Uma estranha no ninho
Naquela época, lugar de mulher ainda era em casa, e não na universidade, muito menos em um curso de Engenharia. Muitos não entendiam a escolha, outras achavam que Eleonora estava louca. A mãe, com medo da convivência da filha com tantos homens, mandou fazer roupas mais compridas.
Tanto a universidade não era pensada para mulheres que nem banheiro para as alunas havia no campus da Santos Andrade. Eleonora precisava pedir a chave do banheiro das funcionárias da secretaria. Ela também não saiu ilesa de comentários e atitudes. “Alguns abriam alas para eu passar, assobiavam”, lembra. “Fiquei um pouco assustada, mas eu sabia levar e tive apoio de muitos colegas, fiz bons amigos”, completa. Outro ponto foi a mudança de campus para o Centro Politécnico, por volta de 1961. Na época, o Jardim das Américas era fora da cidade, “só mato”, recorda.
Passados os dois primeiros anos, mais um obstáculo: o curso quase não saiu do papel. Não houve quórum para abrir uma turma, já que apenas seis estudantes optaram por seguir Arquitetura. “Batalhamos muito. Vi que tínhamos direito de exigir sua abertura”, confidencia. “Eram poucos os arquitetos em Curitiba na época, queríamos assumir o papel dentro da sociedade”, conta o arquiteto Domingos Bongestabs, que também fez parte dessa turma.
Para resolver o problema do quórum, a UFPR convocou engenheiros civis formados para se matricularem em Arquitetura caso desejassem obter uma segunda formação.

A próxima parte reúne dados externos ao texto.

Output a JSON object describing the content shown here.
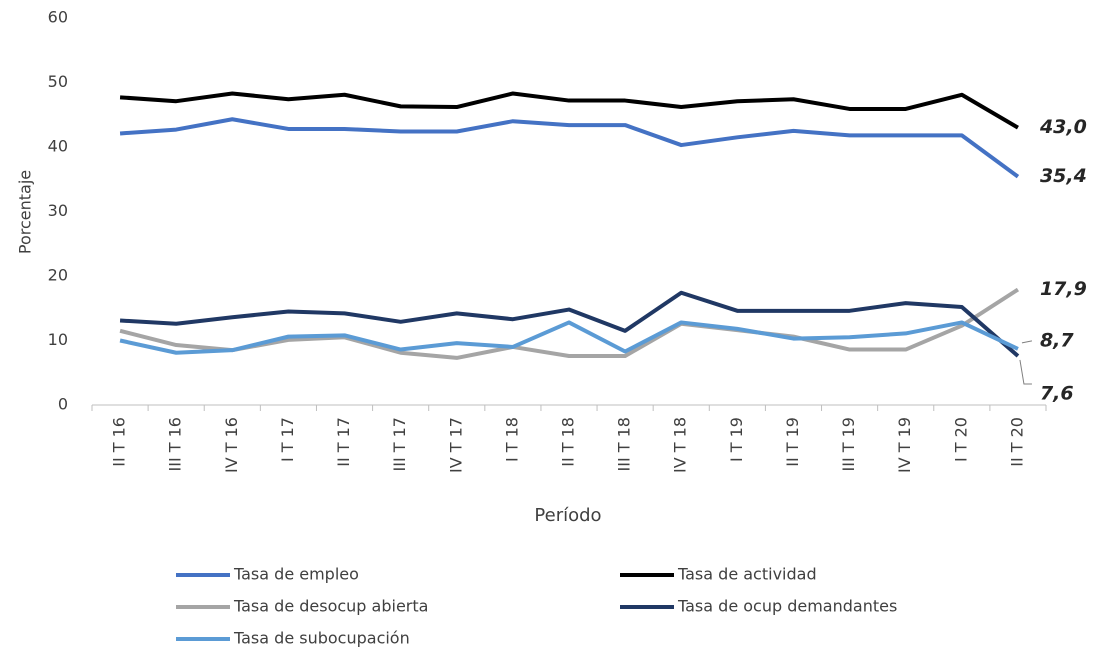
{
  "chart_data": {
    "type": "line",
    "x_label": "Período",
    "y_label": "Porcentaje",
    "categories": [
      "II T 16",
      "III T 16",
      "IV T 16",
      "I T 17",
      "II T 17",
      "III T 17",
      "IV T 17",
      "I T 18",
      "II T 18",
      "III T 18",
      "IV T 18",
      "I T 19",
      "II T 19",
      "III T 19",
      "IV T 19",
      "I T 20",
      "II T 20"
    ],
    "series": [
      {
        "name": "Tasa de empleo",
        "color": "#4472c4",
        "values": [
          42.1,
          42.7,
          44.3,
          42.8,
          42.8,
          42.4,
          42.4,
          44.0,
          43.4,
          43.4,
          40.3,
          41.5,
          42.5,
          41.8,
          41.8,
          41.8,
          35.4
        ],
        "value_labels": [
          null,
          null,
          null,
          null,
          null,
          null,
          null,
          null,
          null,
          null,
          null,
          null,
          null,
          null,
          null,
          null,
          "35,4"
        ]
      },
      {
        "name": "Tasa de actividad",
        "color": "#000000",
        "values": [
          47.7,
          47.1,
          48.3,
          47.4,
          48.1,
          46.3,
          46.2,
          48.3,
          47.2,
          47.2,
          46.2,
          47.1,
          47.4,
          45.9,
          45.9,
          48.1,
          43.0
        ],
        "value_labels": [
          null,
          null,
          null,
          null,
          null,
          null,
          null,
          null,
          null,
          null,
          null,
          null,
          null,
          null,
          null,
          null,
          "43,0"
        ]
      },
      {
        "name": "Tasa de desocup abierta",
        "color": "#a5a5a5",
        "values": [
          11.5,
          9.3,
          8.5,
          10.1,
          10.5,
          8.1,
          7.3,
          9.0,
          7.6,
          7.6,
          12.6,
          11.6,
          10.6,
          8.6,
          8.6,
          12.3,
          17.9
        ],
        "value_labels": [
          null,
          null,
          null,
          null,
          null,
          null,
          null,
          null,
          null,
          null,
          null,
          null,
          null,
          null,
          null,
          null,
          "17,9"
        ]
      },
      {
        "name": "Tasa de ocup demandantes",
        "color": "#203864",
        "values": [
          13.1,
          12.6,
          13.6,
          14.5,
          14.2,
          12.9,
          14.2,
          13.3,
          14.8,
          11.5,
          17.4,
          14.6,
          14.6,
          14.6,
          15.8,
          15.2,
          7.6
        ],
        "value_labels": [
          null,
          null,
          null,
          null,
          null,
          null,
          null,
          null,
          null,
          null,
          null,
          null,
          null,
          null,
          null,
          null,
          "7,6"
        ]
      },
      {
        "name": "Tasa de subocupación",
        "color": "#5b9bd5",
        "values": [
          10.0,
          8.1,
          8.5,
          10.6,
          10.8,
          8.6,
          9.6,
          9.0,
          12.8,
          8.3,
          12.8,
          11.8,
          10.3,
          10.5,
          11.1,
          12.8,
          8.7
        ],
        "value_labels": [
          null,
          null,
          null,
          null,
          null,
          null,
          null,
          null,
          null,
          null,
          null,
          null,
          null,
          null,
          null,
          null,
          "8,7"
        ]
      }
    ],
    "ylim": [
      0,
      60
    ],
    "yticks": [
      0,
      10,
      20,
      30,
      40,
      50,
      60
    ],
    "grid": false
  }
}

Nessa leva de profissionais vieram nomes como o de Jaime Lerner.
Depois de formada, Eleonora trabalhou para empresas, abriu o próprio escritório, foi professora assistente no curso de Arquitetura e se especializou em Paris. Na década de 1970, de volta a Curitiba, conheceu o marido e os dois se mudaram para o Rio de Janeiro, onde hoje ela trabalha com urbanismo.
Em tempo: a primeira gangue de arquitetos paranaenses também contou com a presença de Teresinha Domingues de Souza, outra aluna que completou o curso, mas a reportagem não conseguiu localizar seus registros profissionais.
Brasil já era referência
O movimento para a criação do curso de arquitetura no Paraná condizia com o que o setor passava como um todo no país. O mundo queria saber o que nomes como Oscar Niemeyer estavam fazendo por aqui.
Uma prova está na edição raríssima de maio de 1957 da revista Correio dos Ferroviários, mantida pela Casa da Memória, da Fundação Cultural de Curitiba. Conforme consta na edição, na página 5, Gordon Graham, que foi membro e presidiu o Royal Institute of British Architects na década de 1970, falou sobre a arquitetura produzida no Brasil e no México durante uma conferência na Canning House (Conselho Hispânico Luso-Brasileiro), em Londres. “Os arquitetos brasileiros deram início a um novo estilo arquitetônico que, em muitos de seus aspectos, destina-se a servir de motivo de inspiração ao resto do mundo”, disse Graham.